Cybersickness Is A Real Thing, And It's Not Going Anywhere — Here Are Some Ways To Handle It
"It is definitely going to impact people who are just a little bit more susceptible to that screen fatigue and are not taking the steps to protect themselves."
On today's episode of BuzzFeed Daily, we broke down the top pop culture headlines AND discussed cybersickness and how to combat it. You can listen below or scroll down to read some highlights from the interview!
So let's dive right into it! Recently we talked to Mic contributor Angelica Jasper about her article on the evolution of cybersickness and how people can lessen its effects. Here's some of what we learned:
BuzzFeed Daily: So, you know, as I learned from your piece, a lot of us are basically setting ourselves up for a perfect storm of cybersickness all day long. Could you kind of give us a baseline understanding of cybersickness and what types of symptoms people experience through just everyday devices?

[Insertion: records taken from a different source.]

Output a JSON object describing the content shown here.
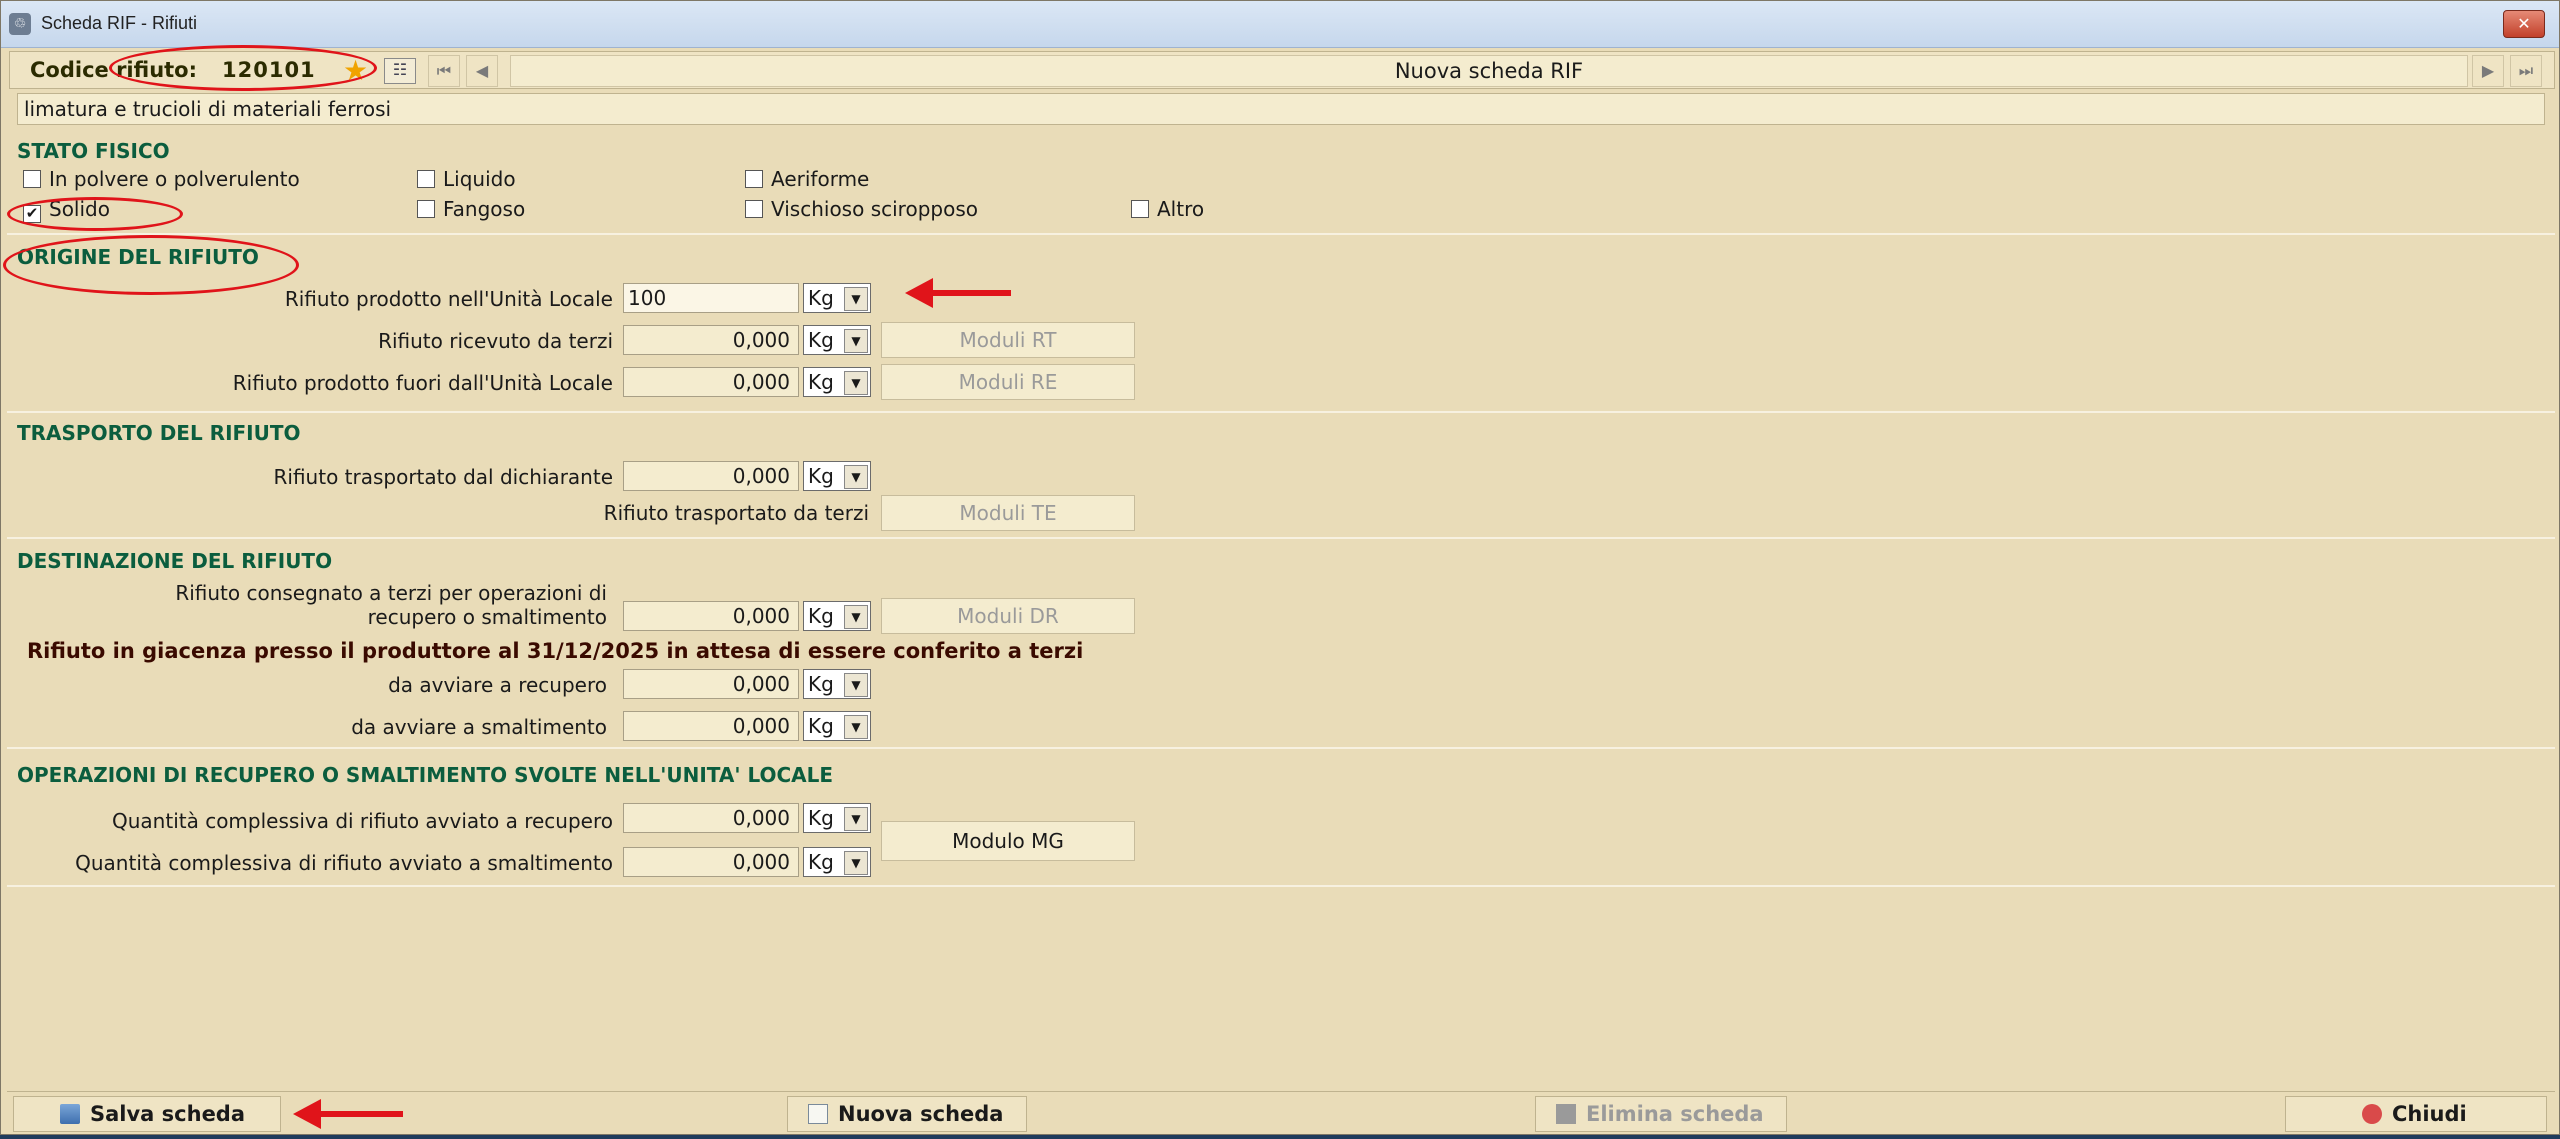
{
  "window": {
    "title": "Scheda RIF - Rifiuti",
    "close_glyph": "✕"
  },
  "toolbar": {
    "code_label": "Codice rifiuto:",
    "code_value": "120101",
    "record_title": "Nuova scheda RIF",
    "nav_first": "⏮",
    "nav_prev": "◀",
    "nav_next": "▶",
    "nav_last": "⏭"
  },
  "description": "limatura e trucioli di materiali ferrosi",
  "stato_fisico": {
    "title": "STATO FISICO",
    "options": [
      {
        "label": "In polvere o polverulento",
        "checked": false
      },
      {
        "label": "Liquido",
        "checked": false
      },
      {
        "label": "Aeriforme",
        "checked": false
      },
      {
        "label": "Solido",
        "checked": true
      },
      {
        "label": "Fangoso",
        "checked": false
      },
      {
        "label": "Vischioso sciropposo",
        "checked": false
      },
      {
        "label": "Altro",
        "checked": false
      }
    ]
  },
  "origine": {
    "title": "ORIGINE DEL RIFIUTO",
    "rows": [
      {
        "label": "Rifiuto prodotto nell'Unità Locale",
        "value": "100",
        "unit": "Kg"
      },
      {
        "label": "Rifiuto ricevuto da terzi",
        "value": "0,000",
        "unit": "Kg",
        "button": "Moduli RT"
      },
      {
        "label": "Rifiuto prodotto fuori dall'Unità Locale",
        "value": "0,000",
        "unit": "Kg",
        "button": "Moduli RE"
      }
    ]
  },
  "trasporto": {
    "title": "TRASPORTO DEL RIFIUTO",
    "row1": {
      "label": "Rifiuto trasportato dal dichiarante",
      "value": "0,000",
      "unit": "Kg"
    },
    "row2": {
      "label": "Rifiuto trasportato da terzi",
      "button": "Moduli TE"
    }
  },
  "destinazione": {
    "title": "DESTINAZIONE DEL RIFIUTO",
    "row1": {
      "label_line1": "Rifiuto consegnato a terzi per operazioni di",
      "label_line2": "recupero o smaltimento",
      "value": "0,000",
      "unit": "Kg",
      "button": "Moduli DR"
    },
    "giacenza": "Rifiuto in giacenza presso il produttore al 31/12/2025 in attesa di essere conferito a terzi",
    "row2": {
      "label": "da avviare a recupero",
      "value": "0,000",
      "unit": "Kg"
    },
    "row3": {
      "label": "da avviare a smaltimento",
      "value": "0,000",
      "unit": "Kg"
    }
  },
  "operazioni": {
    "title": "OPERAZIONI DI RECUPERO O SMALTIMENTO SVOLTE NELL'UNITA' LOCALE",
    "row1": {
      "label": "Quantità complessiva di rifiuto avviato a recupero",
      "value": "0,000",
      "unit": "Kg"
    },
    "row2": {
      "label": "Quantità complessiva di rifiuto avviato a smaltimento",
      "value": "0,000",
      "unit": "Kg"
    },
    "button": "Modulo MG"
  },
  "footer": {
    "save": "Salva scheda",
    "new": "Nuova scheda",
    "delete": "Elimina scheda",
    "close": "Chiudi"
  },
  "colors": {
    "background": "#e9dcb8",
    "section_title": "#0b5d3e",
    "annotation": "#e0141a"
  }
}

Angelica Jasper: Yeah, so cybersickness is very similar to motion sickness. You're going to experience these symptoms just in the absence of physical motion. So when we're talking about cybersickness, it falls into three major categories. We have nausea symptoms: things like upset stomach; burping; discomfort, ocular motor distress: things related to your eyes, like blurred vision; eyestrain; difficulty concentrating, and you're just general disorientation. And so those are what we're going to be seeing with cybersickness in general. And we're talking about everyday cybersickness issues from things like computer use, phone use. You're going to see a lot of those eye symptoms so particular that eye strain, headaches, and visual fatigue that we're all probably experiencing a lot of right now.
BuzzFeed Daily: So I'm guessing the answer is an overwhelming yes, but has the past year contributed to an uptick of this affliction due to so many people working from home?
AJ: I would guess a strong yes. We're replacing our in-person meetings, you know, talking in the office, maybe collaboratively working on things with at-home screentime. And so we're just going to be seeing more and more people using it. Ergo, we're going to have a higher level of that cybersickness given just pandemic craziness and everything.
BuzzFeed Daily: These symptoms seem pretty basic and benign on paper. I mean, still not great. Do we know any lingering or long-term effects that this might have?
AJ: Yeah. So this really kind of depends on the individual and what type of device you're using. You're going to maybe have some headaches that go on, definitely eye strain. Something that happens to me, and you might experience this also, is after you've had a day where you've been really focused on the computer, maybe been really working on a document, things like that, even when you step away from that computer, your eyes hurt, it's hard to focus on another screen, and your day is kind of shot. So we do see some of these symptoms that linger on and can really affect you and how you feel for the rest of the day. Now, if we're talking about other types of devices, sometimes those symptoms can last longer. But it is definitely going to impact people who are just a little bit more susceptible to that screen fatigue and are not taking the steps to protect themselves.
BuzzFeed Daily: Okay, so if we are experiencing cybersickness, what kinds of basic things can we do to offset this once we start to feel the symptoms?
AJ: I will say with your conventional screens, like your phone [and] computer, taking breaks is going to be one of your biggest friends. Usually if you can take a break before you're really starting to feel that eye strain and that headache, that's going to do you a lot of good. So step away for five, 10 minutes and just give your eyes a rest. Something that I also really like to use are blue light glasses that help with the eye strain of the blue light that's emitted from your screens. And then also if you are able to kind of zoom in on your screens a little bit so your eyes aren't as strained looking at them, that will really, really help. I always say also, though, the biggest thing to help is going to be taking your breaks. You kind of recommend you take at least a 10-to-30 minute break every so often to help with those symptoms and really reset your system.